Table 2. Average recognition time (ms.)

Here randomized and composite kd-trees do not show superior performance even over brute force as the number of models in the database is not very high. However, as it was expected, perm-sort method is characterized with 2–3.5 times lower recognition speed in comparison with an exhaustive search. Moreover, perm-sort seems to be better than the original DEM for nonparallel case (T = 1), though the DEM’s parallel implementation is a bit better. The most important conclusion here is that the proposed ML-DEM shows the highest speed in all experiments. The results of the HT-PNN’s usage are very similar, though the error rate here is 0.5–1 % lower (see Table 1). In this case the original DEM is slightly faster than the perm-sort for conventional distance (Δ = 0) but is not so effective for alignment (Δ = 1). FLANN’s kd-trees are 10–15 % faster than the brute force. And again, the proposed ML-DEM is the best choice here especially for most complex case (T = 8, Δ = 1) for which only 6 ms (in average) is necessary to achieve 93 % accuracy.

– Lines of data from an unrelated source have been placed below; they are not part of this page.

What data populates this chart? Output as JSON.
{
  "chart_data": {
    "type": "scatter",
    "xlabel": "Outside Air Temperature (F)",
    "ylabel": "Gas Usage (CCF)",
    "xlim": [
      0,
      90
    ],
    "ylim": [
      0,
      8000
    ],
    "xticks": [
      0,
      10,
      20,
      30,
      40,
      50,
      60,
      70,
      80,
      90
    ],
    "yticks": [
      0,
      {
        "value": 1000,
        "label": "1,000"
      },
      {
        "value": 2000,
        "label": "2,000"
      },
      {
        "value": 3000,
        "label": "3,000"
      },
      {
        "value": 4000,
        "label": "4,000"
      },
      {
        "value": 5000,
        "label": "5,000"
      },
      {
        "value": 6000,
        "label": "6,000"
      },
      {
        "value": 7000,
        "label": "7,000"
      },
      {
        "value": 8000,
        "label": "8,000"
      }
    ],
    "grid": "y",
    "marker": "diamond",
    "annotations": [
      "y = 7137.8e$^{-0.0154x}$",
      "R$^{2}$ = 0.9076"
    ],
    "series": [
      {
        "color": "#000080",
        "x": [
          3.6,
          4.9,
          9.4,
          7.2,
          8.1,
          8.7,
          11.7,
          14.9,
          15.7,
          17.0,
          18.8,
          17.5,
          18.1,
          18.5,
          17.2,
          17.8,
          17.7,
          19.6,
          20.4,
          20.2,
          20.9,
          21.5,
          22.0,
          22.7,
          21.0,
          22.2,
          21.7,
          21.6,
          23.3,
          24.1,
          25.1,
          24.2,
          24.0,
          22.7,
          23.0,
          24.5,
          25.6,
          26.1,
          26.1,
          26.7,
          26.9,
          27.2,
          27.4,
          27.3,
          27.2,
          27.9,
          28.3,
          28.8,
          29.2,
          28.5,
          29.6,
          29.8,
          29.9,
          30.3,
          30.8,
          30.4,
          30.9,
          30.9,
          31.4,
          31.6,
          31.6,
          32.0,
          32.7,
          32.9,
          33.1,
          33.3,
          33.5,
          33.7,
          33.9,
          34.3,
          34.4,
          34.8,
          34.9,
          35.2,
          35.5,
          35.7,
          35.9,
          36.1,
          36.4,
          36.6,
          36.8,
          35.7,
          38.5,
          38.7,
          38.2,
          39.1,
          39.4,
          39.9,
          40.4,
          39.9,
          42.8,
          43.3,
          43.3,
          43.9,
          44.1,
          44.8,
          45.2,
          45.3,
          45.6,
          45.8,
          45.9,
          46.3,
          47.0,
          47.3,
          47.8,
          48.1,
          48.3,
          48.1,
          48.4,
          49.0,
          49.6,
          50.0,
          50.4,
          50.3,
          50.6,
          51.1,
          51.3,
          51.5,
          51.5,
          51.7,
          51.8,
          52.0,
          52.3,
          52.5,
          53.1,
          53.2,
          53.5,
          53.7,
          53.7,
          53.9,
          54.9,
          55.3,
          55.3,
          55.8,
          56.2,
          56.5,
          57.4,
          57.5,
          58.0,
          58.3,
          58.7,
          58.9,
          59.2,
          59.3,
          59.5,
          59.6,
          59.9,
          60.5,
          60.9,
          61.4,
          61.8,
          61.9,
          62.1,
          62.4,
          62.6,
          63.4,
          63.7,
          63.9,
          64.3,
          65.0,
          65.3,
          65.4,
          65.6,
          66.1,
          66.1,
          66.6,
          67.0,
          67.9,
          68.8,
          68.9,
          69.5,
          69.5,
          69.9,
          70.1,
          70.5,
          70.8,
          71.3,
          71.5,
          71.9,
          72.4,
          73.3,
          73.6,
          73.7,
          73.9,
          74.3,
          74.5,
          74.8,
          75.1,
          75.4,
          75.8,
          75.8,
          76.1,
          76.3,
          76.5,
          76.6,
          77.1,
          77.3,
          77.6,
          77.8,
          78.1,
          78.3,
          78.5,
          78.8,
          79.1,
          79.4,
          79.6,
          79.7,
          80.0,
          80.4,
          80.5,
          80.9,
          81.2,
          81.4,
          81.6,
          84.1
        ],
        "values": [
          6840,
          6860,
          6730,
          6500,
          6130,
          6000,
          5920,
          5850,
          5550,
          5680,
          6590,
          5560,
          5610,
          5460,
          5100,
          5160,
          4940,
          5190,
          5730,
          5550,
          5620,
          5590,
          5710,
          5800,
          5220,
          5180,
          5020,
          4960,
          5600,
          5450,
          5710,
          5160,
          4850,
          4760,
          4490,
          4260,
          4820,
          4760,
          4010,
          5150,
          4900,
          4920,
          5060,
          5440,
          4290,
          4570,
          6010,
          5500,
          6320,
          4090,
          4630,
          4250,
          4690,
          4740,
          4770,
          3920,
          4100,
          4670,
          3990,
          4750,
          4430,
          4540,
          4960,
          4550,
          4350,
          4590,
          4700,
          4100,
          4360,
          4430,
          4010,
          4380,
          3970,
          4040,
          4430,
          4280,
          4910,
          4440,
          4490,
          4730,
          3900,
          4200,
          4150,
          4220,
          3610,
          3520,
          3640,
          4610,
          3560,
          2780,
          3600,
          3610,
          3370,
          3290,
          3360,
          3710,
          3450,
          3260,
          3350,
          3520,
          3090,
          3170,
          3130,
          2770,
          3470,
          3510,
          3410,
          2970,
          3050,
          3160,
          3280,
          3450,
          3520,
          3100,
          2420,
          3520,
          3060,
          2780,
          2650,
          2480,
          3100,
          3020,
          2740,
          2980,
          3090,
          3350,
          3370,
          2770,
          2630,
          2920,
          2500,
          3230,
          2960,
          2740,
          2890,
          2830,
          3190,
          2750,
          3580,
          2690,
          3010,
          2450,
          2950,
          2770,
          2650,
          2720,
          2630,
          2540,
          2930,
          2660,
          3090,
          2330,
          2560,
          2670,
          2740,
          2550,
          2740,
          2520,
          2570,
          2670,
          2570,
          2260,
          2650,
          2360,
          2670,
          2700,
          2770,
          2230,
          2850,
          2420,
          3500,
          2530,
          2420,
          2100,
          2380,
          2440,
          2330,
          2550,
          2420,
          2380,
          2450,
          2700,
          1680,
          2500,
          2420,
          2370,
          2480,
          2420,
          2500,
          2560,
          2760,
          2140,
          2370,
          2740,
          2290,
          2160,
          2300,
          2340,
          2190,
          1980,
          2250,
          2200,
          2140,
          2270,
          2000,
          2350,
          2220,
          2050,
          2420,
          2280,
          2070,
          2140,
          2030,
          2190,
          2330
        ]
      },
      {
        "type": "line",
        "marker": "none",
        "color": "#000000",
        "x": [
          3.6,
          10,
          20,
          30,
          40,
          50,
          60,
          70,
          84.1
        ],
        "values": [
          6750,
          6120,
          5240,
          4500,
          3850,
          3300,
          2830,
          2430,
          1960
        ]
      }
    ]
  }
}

To clarify the difference in performance of the original DEM and the proposed ML-DEM, we show the dependence of the error rate and the number of checked models L checks /R · 100 % on E max in Fig. 1a, b respectively. Here the speed of convergence to an optimal solution for the ML-DEM is much higher than the same indicator of the DEM (Fig. 1a). Even when E max = 0.1 · R we can get an appropriate solution. Figure 1b proves that, as expected, the proposed ML-DEM is better than the DEM in terms of the number of calculated distances L checks . However, additional computations of the ML-DEM which include the calculations for every non previously checked model, are quite complex. Hence, the difference in performance with the DEM and other approximate NN methods is high only for very complex similarity measures (e.g., in case of Δ = 1).

Fig. 1.
figure 1

Dependence of: (a) error rate; and (b) count of models checks per database size L checks /R · 100 % on E max/R, Kullback-Leibler discrimination, Δ = 1

5 Conclusion

In this paper we demonstrated that using the asymptotic properties (7) of the Kullback-Leibler divergence in the proposed ML-DEM gives very good results in image recognition with medium-sized database, reducing the recognition speed by more than 2.5–6.5 times in comparison with brute force and by 1.2–2.5 times in comparison with other approximate NN methods from FLANN and NonMetricSpaceLib libraries. In contrast to the most popular fast algorithms, our method is not heuristic (except the termination condition (5)). Moreover, it does not build data structure based on an algorithmic properties of applied similarity measure (e.g., triangle inequality of Minkowski metric in the AESA [4], Bregman ball for Bregman divergences [9]). The proposed ML-DEM is an optimal (maximum likelihood) greedy method in terms of the number of distance calculations for NN rule (3) with the sum (14) of Kullback-Leibler discriminations (4). Moreover, the ML-DEM can be successfully applied with other distances, e.g. the HT-PNN [15].

The main direction for further research of the proposed method is its modification in case of simple similarity measures. For now, the complexity of extra computation at each step of the ML-DEM (10) and (11) is rather high. Hence, the difference in performance with original DEM and popular approximate NN methods is significant only for very complex similarity measure. One possible solution is a pivot-based indexing [10] and ordering all models with respect to their log-likelihoods (10) and (11).